Talk to Teachers and Administrators Before You Move

School administrators will be the first to tell you that it's important for the school to be notified of your children's arrival, any special needs your children may have, and if there were any problems at the old school. You may also want to discuss how your children feel about the move, or if you have a child who is shy or has academic challenges you're concerned about. Remember, teachers and staff are there to help you with the transition. The more you're willing to share, the easier you'll make it for your children to succeed.

It's also equally important to point out your child's strengths, passions and what he might miss about his old school. For instance, if your child played in the school band, and the new school doesn't have a band program, you may ask the staff what the community offers as an alternative, or if they have other suggestions on how you can keep your child engaged. It's critical that the things your child loved to do in the old school be transferred to the new community.

Talk to your Children About What to Expect

Remember that each child will have his own way of dealing with the change. Some children will be vocal, while others may have a harder time expressing their feelings. Ask your kids what they need, how you can help and how they're feeling about the change. The sooner you start to talk to them about the move, the sooner they'll start to open up. Remind them that you know the move will be hard on them and that you're there to help. And when your children share their feelings, make sure you try to understand what they're going through and be sympathetic even though you're going through your own transition and change.

Get Kids Involved in School Activities

Talk about the activities at the new school that your kids might be interested in joining. Knowing ahead of time what the school offers is a great way to help your children begin the transition. If possible, get in touch with school coaches, teachers, councilors -- whoever can assist in getting your children immersed in their new environment. Find out if the school has a buddy system for new students and ask for the buddy's name in advance.

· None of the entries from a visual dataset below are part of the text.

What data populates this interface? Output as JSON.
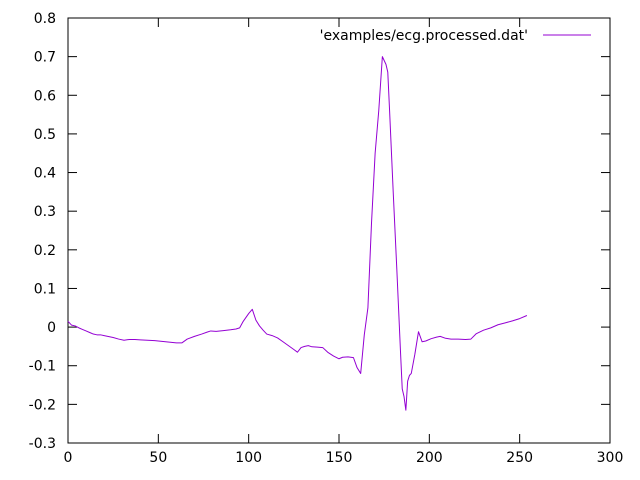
{
  "chart_data": {
    "type": "line",
    "title": "",
    "xlabel": "",
    "ylabel": "",
    "xlim": [
      0,
      300
    ],
    "ylim": [
      -0.3,
      0.8
    ],
    "xticks": [
      0,
      50,
      100,
      150,
      200,
      250,
      300
    ],
    "yticks": [
      -0.3,
      -0.2,
      -0.1,
      0,
      0.1,
      0.2,
      0.3,
      0.4,
      0.5,
      0.6,
      0.7,
      0.8
    ],
    "grid": false,
    "legend_position": "top-right",
    "series": [
      {
        "name": "'examples/ecg.processed.dat'",
        "color": "#9400d3",
        "points": [
          [
            0,
            0.015
          ],
          [
            2,
            0.005
          ],
          [
            4,
            0.003
          ],
          [
            6,
            -0.002
          ],
          [
            8,
            -0.006
          ],
          [
            10,
            -0.01
          ],
          [
            12,
            -0.014
          ],
          [
            14,
            -0.018
          ],
          [
            16,
            -0.02
          ],
          [
            18,
            -0.02
          ],
          [
            20,
            -0.022
          ],
          [
            22,
            -0.024
          ],
          [
            25,
            -0.027
          ],
          [
            28,
            -0.031
          ],
          [
            31,
            -0.034
          ],
          [
            34,
            -0.032
          ],
          [
            37,
            -0.032
          ],
          [
            40,
            -0.033
          ],
          [
            44,
            -0.034
          ],
          [
            48,
            -0.035
          ],
          [
            52,
            -0.037
          ],
          [
            56,
            -0.039
          ],
          [
            60,
            -0.041
          ],
          [
            63,
            -0.041
          ],
          [
            66,
            -0.031
          ],
          [
            70,
            -0.024
          ],
          [
            74,
            -0.018
          ],
          [
            77,
            -0.013
          ],
          [
            79,
            -0.01
          ],
          [
            82,
            -0.011
          ],
          [
            86,
            -0.009
          ],
          [
            90,
            -0.007
          ],
          [
            93,
            -0.005
          ],
          [
            95,
            -0.002
          ],
          [
            97,
            0.015
          ],
          [
            100,
            0.035
          ],
          [
            102,
            0.046
          ],
          [
            104,
            0.018
          ],
          [
            106,
            0.003
          ],
          [
            108,
            -0.008
          ],
          [
            110,
            -0.018
          ],
          [
            113,
            -0.022
          ],
          [
            116,
            -0.028
          ],
          [
            119,
            -0.038
          ],
          [
            122,
            -0.048
          ],
          [
            125,
            -0.058
          ],
          [
            127,
            -0.065
          ],
          [
            129,
            -0.053
          ],
          [
            131,
            -0.05
          ],
          [
            133,
            -0.048
          ],
          [
            135,
            -0.051
          ],
          [
            138,
            -0.052
          ],
          [
            141,
            -0.053
          ],
          [
            144,
            -0.066
          ],
          [
            147,
            -0.075
          ],
          [
            150,
            -0.082
          ],
          [
            152,
            -0.078
          ],
          [
            155,
            -0.077
          ],
          [
            158,
            -0.079
          ],
          [
            160,
            -0.105
          ],
          [
            162,
            -0.12
          ],
          [
            164,
            -0.02
          ],
          [
            166,
            0.05
          ],
          [
            168,
            0.27
          ],
          [
            170,
            0.45
          ],
          [
            172,
            0.56
          ],
          [
            174,
            0.7
          ],
          [
            175,
            0.69
          ],
          [
            176,
            0.68
          ],
          [
            177,
            0.66
          ],
          [
            178,
            0.56
          ],
          [
            180,
            0.35
          ],
          [
            182,
            0.15
          ],
          [
            184,
            -0.06
          ],
          [
            185,
            -0.16
          ],
          [
            186,
            -0.18
          ],
          [
            187,
            -0.215
          ],
          [
            188,
            -0.14
          ],
          [
            189,
            -0.125
          ],
          [
            190,
            -0.12
          ],
          [
            192,
            -0.07
          ],
          [
            194,
            -0.012
          ],
          [
            196,
            -0.038
          ],
          [
            198,
            -0.036
          ],
          [
            201,
            -0.03
          ],
          [
            204,
            -0.026
          ],
          [
            206,
            -0.024
          ],
          [
            209,
            -0.029
          ],
          [
            212,
            -0.031
          ],
          [
            216,
            -0.031
          ],
          [
            220,
            -0.032
          ],
          [
            223,
            -0.031
          ],
          [
            226,
            -0.017
          ],
          [
            230,
            -0.008
          ],
          [
            234,
            -0.002
          ],
          [
            238,
            0.006
          ],
          [
            242,
            0.011
          ],
          [
            246,
            0.016
          ],
          [
            250,
            0.022
          ],
          [
            254,
            0.03
          ]
        ]
      }
    ]
  }
}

Encourage Kids to Stay in Touch and Make New Friends

A great way to start the transition to the new school is to contact your child's new teacher and ask that soon-to-be classmates offer to be pen pals. Teachers are usually quite open to this idea as it helps bridge the gap and encourages students to become active in another child's experience. While it's a great idea to encourage your children to stay in touch with old friends, making new friends in the new school is even more important. Try to balance contact with old friends and contact with new friends. Often you'll find that once your children are in their new school, it'll just take a few weeks before the new friends begin to take center stage.

Stay in Touch and Engaged After the Move

Even if it seems that your children have adapted to their new school, make sure you ask to speak to teachers and administrators who may have a better view of just how well your children have adjusted. They may see signs of trouble before you do; some children hide problems from their parents and want you to think that everything is fine.